On February 12, 1913, almost seven months after leaving the United States, the Herat finally entered the port of Bridgetown, on the island of Barbados, its hull still blackened by the Sargassum seaweeds which kept it prisoner for so long.
Horse latitudes
Since the arrival of the Spanish in America, dozens of sailboats have been lost forever in still hell or have barely managed to escape. The English nicknamed the place Horse latitudes in memory of the galleon crews often forced to sacrifice horses brought to the conquistadors in order to fight against the shortage of water when they were stuck for too long. We imagine the appalling death known by the sailors trapped in sargassums when we read the report of the steamer Britannia who discovered, in 1884, in the Sargasso Sea, a sailboat with corpses on board, so eaten away by natural elements that its identification remained impossible.
Between reality, legends and phantasmagoria
Such a place could only fuel exaggerated stories and legends. In 1894, the American sailboat J. G. Norwood drifted, after a storm, into the Sargasso Sea, and remained prisoner there. The only survivor, a cabin boy by the name of Elipha Thomson, then recounted having seen a Spanish galleon still loaded with its gold, a brig, and finally a steamer on which he found provisions, as well as a sailing boat which allowed him to reach waters where he was recovered by another boat.
In 1968, the fantastic film The Lost Continent, by Michael Carreras, sums up, better than any other, the legends attached to this strange and terrible place: characters lost in the Sargassum seaweed living a series of incredible adventures faced with giant crustaceans, with carnivorous algae, and who finally meet a group of descendants of conquistadors stranded for centuries in the lost ships graveyard ...
The Sargasso Sea lent itself admirably to these phantasmagorias.
Beached in the open sea
Traps reminiscent of those of the Sargasso Sea can await the sailors on all the seas of the globe. Thus, in July 1890, the French three-masted Federation en route between Saigon and the Philippines, saw, at night, dark shapes that the crew ended up taking for islets not indicated by nautical charts. Suddenly, a shock occurs and the hull begins to moan. A moment later, a tree stands up and then falls on the bridge: another soon follows, and its leaves get stuck in the superstructures: the Federation is indeed stranded.

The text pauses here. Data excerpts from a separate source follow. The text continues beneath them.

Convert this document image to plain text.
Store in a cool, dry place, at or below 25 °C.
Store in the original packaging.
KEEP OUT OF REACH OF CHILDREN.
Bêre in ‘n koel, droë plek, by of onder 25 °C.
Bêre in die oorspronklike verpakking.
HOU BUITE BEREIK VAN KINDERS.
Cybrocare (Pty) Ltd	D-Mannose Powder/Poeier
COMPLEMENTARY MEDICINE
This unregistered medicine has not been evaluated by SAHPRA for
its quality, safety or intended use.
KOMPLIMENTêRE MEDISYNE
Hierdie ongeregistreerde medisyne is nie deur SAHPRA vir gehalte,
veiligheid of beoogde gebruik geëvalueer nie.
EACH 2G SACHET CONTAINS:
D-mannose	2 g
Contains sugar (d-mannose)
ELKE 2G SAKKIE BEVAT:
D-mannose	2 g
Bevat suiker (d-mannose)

An examination shows that the hull is not damaged and that there are chances of freeing the vessel. At dawn, the sailors tried in vain to pull it from the mass of vegetation from behind with two whalers. Fortunately, a breeze rises which finally allows the ship to clear. On the return, the captain of the ship goes back to the same place: he finds no trace of the smallest island.
The key to the enigma is provided much later, when we realize that, during major floods on the Asian coasts, pieces of land and their dense vegetation are sometimes torn from the shore and dragged offshore. It was one of them who had to capture the Federation.